Nodding helmet orchid

Scientific classification
- Kingdom: Plantae
- Clade: Tracheophytes
- Clade: Angiosperms
- Clade: Monocots
- Order: Asparagales
- Family: Orchidaceae
- Subfamily: Orchidoideae
- Tribe: Diurideae
- Genus: Corybas
- Species: C. abellianus
- Binomial name: Corybas abellianus Dockrill

= Corybas abellianus =

- Authority: Dockrill

Species of orchid

Corybas abellianus, commonly known as the nodding helmet orchid, is a species of terrestrial orchid endemic to tropical north Queensland. It forms small colonies and has single heart-shaped, dark green leaf with a silvery white lower side and a reddish purple flower with a curved dorsal sepal.

== Description ==
Corybas abellianus is a terrestrial, perennial, deciduous, herb with a single heart-shaped to almost round leaf 10-20 mm long and 5-10 mm wide.
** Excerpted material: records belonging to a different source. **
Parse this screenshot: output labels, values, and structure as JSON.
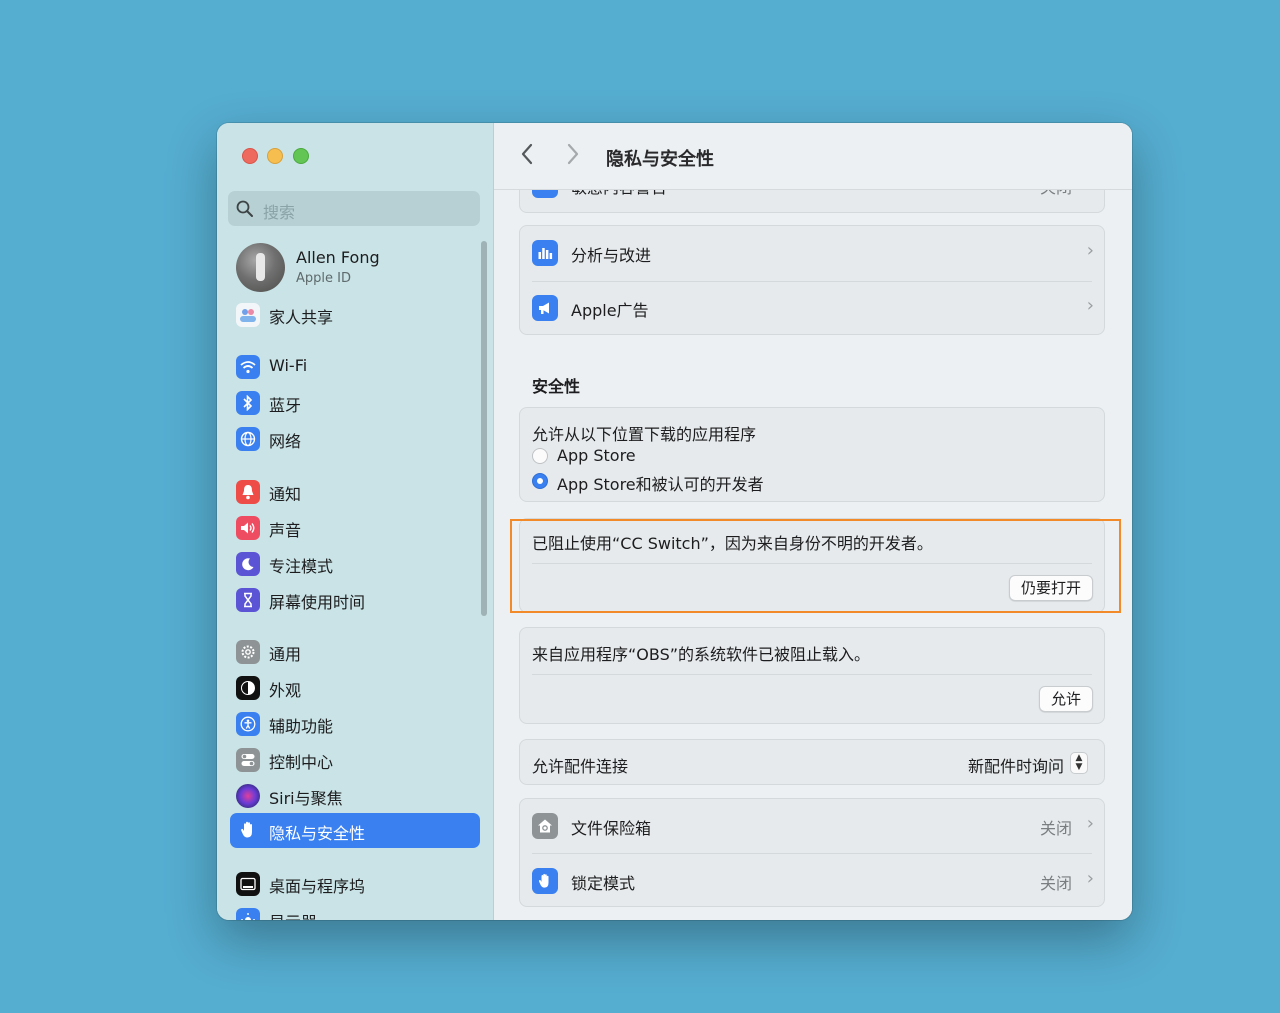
{
  "window_title": "隐私与安全性",
  "sidebar": {
    "search_placeholder": "搜索",
    "profile": {
      "name": "Allen Fong",
      "subtitle": "Apple ID"
    },
    "items": [
      {
        "label": "家人共享"
      },
      {
        "label": "Wi-Fi"
      },
      {
        "label": "蓝牙"
      },
      {
        "label": "网络"
      },
      {
        "label": "通知"
      },
      {
        "label": "声音"
      },
      {
        "label": "专注模式"
      },
      {
        "label": "屏幕使用时间"
      },
      {
        "label": "通用"
      },
      {
        "label": "外观"
      },
      {
        "label": "辅助功能"
      },
      {
        "label": "控制中心"
      },
      {
        "label": "Siri与聚焦"
      },
      {
        "label": "隐私与安全性"
      },
      {
        "label": "桌面与程序坞"
      },
      {
        "label": "显示器"
      }
    ]
  },
  "main": {
    "partial_row": {
      "label": "敏感内容警告",
      "value": "关闭"
    },
    "privacy_rows": [
      {
        "label": "分析与改进"
      },
      {
        "label": "Apple广告"
      }
    ],
    "security_heading": "安全性",
    "allow_downloads": {
      "title": "允许从以下位置下载的应用程序",
      "options": [
        "App Store",
        "App Store和被认可的开发者"
      ],
      "selected": "App Store和被认可的开发者"
    },
    "blocked_app": {
      "message": "已阻止使用“CC Switch”，因为来自身份不明的开发者。",
      "button": "仍要打开"
    },
    "blocked_extension": {
      "message": "来自应用程序“OBS”的系统软件已被阻止载入。",
      "button": "允许"
    },
    "accessories": {
      "label": "允许配件连接",
      "value": "新配件时询问"
    },
    "filevault": {
      "label": "文件保险箱",
      "value": "关闭"
    },
    "lockdown": {
      "label": "锁定模式",
      "value": "关闭"
    }
  },
  "colors": {
    "accent": "#3a80f0",
    "highlight": "#f28a2a"
  }
}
The leaf is dark green with silvery white veins on the upper surface and reddish on the lower side. The reddish purple flower is 8-10 mm long and 5-6 mm wide and leans downwards. The largest part of the flower is the dorsal sepal which is 12-15 mm long and 6-8 mm wide. The lateral sepals are narrow triangular, about 1 mm long and turn downwards. The petals are less than 1 mm long. The labellum is much shorter than the dorsal sepal, smooth and has a whitish tip. Flowering occurs from February to May.

== Taxonomy ==
Corybas abellianus was first formally described in 1955 by Alick Dockrill and the description was published in The North Queensland Naturalist.

==Distribution and habitat==
The nodding helmet orchid grows in small groups in rainforest on the higher parts of the Atherton Tableland and as far south as Tully Falls near Ravenshoe.